The Charity Commission has found former trustees to be responsible for serious financial failings after charity property was left at risk of repossession.
The regulator concluded its inquiry into Christ Apostolic Church World Soul Winning and Evangelistic Ministry at the end of last year. This has seen the disqualification of the charity’s former chair, Pastor Paul Obadare, for a period of 10 years.
The inquiry revealed serious regulatory concerns at the London church, including failings in the charity’s financial management.
Repossession of the charity’s land
An inquiry was launched in 2015 when concerns were raised in connection with the repossession of the charity’s land and property and subsequent litigation costs incurred by the trustees.
The trustees of Christ Apostolic obtained a bridging loan for £250,000 purportedly to fund maintenance work for their church building.
The former chair told the inquiry they discovered that solicitors, who were acting on their behalf, received £188,858 of the loan funds and the majority of this was paid to five companies they had not previously heard of.
A total of £35,000 is believed to have been used to repair the church roof. The inquiry found that it was not possible to establish the end use of the remainder of the loan funds.
The inquiry was told that the former trustees failed to carry out background checks on a broker they relied on for financial advice.
Two former trustees said they signed the bridging loan agreement, which included the church as collateral, without seeing the terms and conditions. The former trustees defaulted on repayments of the loan and the property was repossessed by the loan company.
A fire destroyed the building and the land was then sold by the loan company.
Legal proceedings undertaken by the charity to dispute the repossession had increased their liability with the loan company to more than £1.5m. The charity then received none of the £1.2m proceeds from the sale of the land.
The official report also criticises the trustees for failing to submit timely serious incident reports to the Commission.
The Commission had not received any serious incident reports in respect of the charity’s defaulting on loan repayments, repossession of the property and the subsequent legal action.
Data for the financial year ending 31 December 2019 on the Commission's website states that charity has a total income of £11,477 and total expenditure of £6,920.
‘This case should send a clear message to other charities’

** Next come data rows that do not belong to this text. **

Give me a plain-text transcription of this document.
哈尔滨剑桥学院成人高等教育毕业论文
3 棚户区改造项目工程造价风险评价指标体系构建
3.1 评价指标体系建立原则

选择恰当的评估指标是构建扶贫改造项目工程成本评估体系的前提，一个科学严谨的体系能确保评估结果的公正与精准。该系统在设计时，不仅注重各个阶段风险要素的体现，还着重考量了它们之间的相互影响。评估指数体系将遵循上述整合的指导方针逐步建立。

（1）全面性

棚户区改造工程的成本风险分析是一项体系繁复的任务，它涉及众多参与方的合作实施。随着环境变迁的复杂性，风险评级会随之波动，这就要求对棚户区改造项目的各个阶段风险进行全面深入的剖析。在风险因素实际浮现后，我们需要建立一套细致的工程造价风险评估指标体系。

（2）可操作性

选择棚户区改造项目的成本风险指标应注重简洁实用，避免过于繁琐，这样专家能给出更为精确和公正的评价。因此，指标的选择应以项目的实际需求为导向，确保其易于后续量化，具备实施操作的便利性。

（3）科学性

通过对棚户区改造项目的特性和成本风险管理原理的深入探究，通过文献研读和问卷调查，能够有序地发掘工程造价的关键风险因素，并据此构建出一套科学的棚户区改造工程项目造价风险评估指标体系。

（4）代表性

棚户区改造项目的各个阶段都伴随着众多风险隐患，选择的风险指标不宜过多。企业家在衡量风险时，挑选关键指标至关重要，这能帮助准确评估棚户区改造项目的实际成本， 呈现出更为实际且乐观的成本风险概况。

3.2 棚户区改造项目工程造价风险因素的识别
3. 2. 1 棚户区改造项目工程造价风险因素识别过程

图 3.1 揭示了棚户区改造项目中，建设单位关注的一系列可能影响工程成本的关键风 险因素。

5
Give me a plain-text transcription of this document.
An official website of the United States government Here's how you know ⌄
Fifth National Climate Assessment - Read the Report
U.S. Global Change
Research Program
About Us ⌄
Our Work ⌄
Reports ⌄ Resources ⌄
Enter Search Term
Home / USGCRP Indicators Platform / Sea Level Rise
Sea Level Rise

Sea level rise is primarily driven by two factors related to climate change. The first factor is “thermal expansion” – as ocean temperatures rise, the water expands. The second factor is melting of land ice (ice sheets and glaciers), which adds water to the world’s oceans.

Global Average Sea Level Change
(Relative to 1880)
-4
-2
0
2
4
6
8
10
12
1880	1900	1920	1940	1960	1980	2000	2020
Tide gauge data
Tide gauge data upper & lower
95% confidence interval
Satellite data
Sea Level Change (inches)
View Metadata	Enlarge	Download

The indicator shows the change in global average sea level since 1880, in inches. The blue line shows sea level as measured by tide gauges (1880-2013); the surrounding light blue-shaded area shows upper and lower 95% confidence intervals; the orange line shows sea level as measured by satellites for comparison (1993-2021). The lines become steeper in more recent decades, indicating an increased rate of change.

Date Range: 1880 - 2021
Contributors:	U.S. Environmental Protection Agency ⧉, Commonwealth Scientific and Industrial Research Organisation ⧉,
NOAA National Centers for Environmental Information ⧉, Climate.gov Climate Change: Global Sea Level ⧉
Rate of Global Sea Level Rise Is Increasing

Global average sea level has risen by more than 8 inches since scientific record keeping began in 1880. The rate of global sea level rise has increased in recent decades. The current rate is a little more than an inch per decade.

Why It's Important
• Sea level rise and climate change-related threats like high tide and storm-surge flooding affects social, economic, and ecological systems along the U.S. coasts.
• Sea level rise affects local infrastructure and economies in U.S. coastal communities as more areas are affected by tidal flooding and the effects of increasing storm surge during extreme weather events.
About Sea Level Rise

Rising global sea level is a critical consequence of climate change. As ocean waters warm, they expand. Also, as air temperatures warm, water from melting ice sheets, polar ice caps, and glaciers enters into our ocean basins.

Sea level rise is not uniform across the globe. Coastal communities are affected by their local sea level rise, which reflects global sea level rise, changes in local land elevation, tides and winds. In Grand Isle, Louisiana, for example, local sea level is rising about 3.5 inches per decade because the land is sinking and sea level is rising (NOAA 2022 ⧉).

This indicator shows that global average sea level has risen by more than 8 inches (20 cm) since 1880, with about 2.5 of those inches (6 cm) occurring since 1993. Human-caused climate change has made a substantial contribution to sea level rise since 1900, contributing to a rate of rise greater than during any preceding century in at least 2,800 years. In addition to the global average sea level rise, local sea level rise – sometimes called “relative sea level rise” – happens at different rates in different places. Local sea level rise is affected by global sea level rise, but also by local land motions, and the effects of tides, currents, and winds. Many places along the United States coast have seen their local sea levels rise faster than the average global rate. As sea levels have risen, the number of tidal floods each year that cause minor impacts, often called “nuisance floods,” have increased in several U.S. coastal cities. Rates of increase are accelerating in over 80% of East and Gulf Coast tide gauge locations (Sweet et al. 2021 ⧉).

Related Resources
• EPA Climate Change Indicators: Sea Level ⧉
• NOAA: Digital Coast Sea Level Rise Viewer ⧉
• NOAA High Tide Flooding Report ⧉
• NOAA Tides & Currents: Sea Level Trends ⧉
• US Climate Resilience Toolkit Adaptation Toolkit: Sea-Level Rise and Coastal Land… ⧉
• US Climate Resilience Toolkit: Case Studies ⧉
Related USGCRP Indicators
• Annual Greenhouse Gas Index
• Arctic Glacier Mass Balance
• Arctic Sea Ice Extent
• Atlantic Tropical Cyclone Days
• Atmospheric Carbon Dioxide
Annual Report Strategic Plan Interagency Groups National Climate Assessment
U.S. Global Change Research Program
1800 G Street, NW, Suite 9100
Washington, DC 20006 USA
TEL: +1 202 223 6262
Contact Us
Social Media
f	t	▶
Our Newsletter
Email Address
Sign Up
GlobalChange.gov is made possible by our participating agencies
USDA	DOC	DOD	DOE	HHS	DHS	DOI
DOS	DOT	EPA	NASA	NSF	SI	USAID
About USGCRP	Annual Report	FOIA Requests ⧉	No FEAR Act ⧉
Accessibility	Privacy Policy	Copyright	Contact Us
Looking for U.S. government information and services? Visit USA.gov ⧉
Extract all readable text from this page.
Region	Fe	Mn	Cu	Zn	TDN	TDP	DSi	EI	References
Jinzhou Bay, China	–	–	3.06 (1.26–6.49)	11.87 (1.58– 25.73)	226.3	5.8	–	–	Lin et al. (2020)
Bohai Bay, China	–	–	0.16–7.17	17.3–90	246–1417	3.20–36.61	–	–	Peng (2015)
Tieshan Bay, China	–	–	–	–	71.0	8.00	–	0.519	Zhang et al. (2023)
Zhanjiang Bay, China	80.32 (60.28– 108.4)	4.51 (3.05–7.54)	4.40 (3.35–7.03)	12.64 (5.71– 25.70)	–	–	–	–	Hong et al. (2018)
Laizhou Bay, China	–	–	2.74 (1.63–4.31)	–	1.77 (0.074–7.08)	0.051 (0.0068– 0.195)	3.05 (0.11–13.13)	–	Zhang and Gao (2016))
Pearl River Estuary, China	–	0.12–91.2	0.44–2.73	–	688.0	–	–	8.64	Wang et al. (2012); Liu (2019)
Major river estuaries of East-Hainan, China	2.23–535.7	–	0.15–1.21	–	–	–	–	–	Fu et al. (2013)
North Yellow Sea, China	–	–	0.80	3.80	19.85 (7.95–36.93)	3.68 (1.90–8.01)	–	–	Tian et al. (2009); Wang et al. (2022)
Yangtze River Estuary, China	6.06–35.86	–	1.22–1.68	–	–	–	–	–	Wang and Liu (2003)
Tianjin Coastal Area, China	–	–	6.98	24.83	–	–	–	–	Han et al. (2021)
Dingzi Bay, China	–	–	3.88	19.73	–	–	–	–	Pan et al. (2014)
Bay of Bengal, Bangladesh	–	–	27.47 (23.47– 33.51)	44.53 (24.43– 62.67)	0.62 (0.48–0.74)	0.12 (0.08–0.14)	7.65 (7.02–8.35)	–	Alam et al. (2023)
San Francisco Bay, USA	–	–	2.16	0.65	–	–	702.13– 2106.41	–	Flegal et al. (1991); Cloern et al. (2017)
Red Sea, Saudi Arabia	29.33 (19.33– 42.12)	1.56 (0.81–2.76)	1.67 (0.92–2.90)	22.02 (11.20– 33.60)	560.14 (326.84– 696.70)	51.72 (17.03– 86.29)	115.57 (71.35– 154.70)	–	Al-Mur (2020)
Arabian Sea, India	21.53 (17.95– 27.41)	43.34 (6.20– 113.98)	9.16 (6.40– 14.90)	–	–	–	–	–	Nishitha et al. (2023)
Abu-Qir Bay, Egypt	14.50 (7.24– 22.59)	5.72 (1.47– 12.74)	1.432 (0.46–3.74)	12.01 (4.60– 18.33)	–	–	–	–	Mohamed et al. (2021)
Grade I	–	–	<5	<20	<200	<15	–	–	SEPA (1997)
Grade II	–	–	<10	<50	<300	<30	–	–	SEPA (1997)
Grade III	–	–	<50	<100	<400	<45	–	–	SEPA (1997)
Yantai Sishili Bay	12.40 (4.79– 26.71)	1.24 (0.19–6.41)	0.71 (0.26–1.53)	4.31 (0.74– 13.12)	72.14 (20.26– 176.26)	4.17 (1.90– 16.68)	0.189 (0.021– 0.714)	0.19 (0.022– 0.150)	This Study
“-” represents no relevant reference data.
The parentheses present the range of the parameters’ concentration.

Amy Spiller, head of investigations at the Charity Commission, said: “The public expects each charity to show that it is doing its bit to uphold trust in charity more generally, and this expectation starts with the chair and trustees. The former trustees failed in this expectation, allowing a catalogue of serious mistakes and misjudgements to occur. Their mismanagement had a direct and profound impact on the charity resulting in the loss of its largest asset – its property.
“Our inquiry found the trustees had not acted in their charity’s best interests or that of its beneficiaries. Their actions and oversights ultimately exposed the charity to undue and avoidable risk. This case should send a clear message to other charities about the need for financial controls, due diligence and correct conduct and the potential impact should these not be in place.”
A new board of trustees has been appointed and the Commission has issued them with an action plan. It is satisfied that the new trustees are now acting in the charity’s best interests and have made significant progress.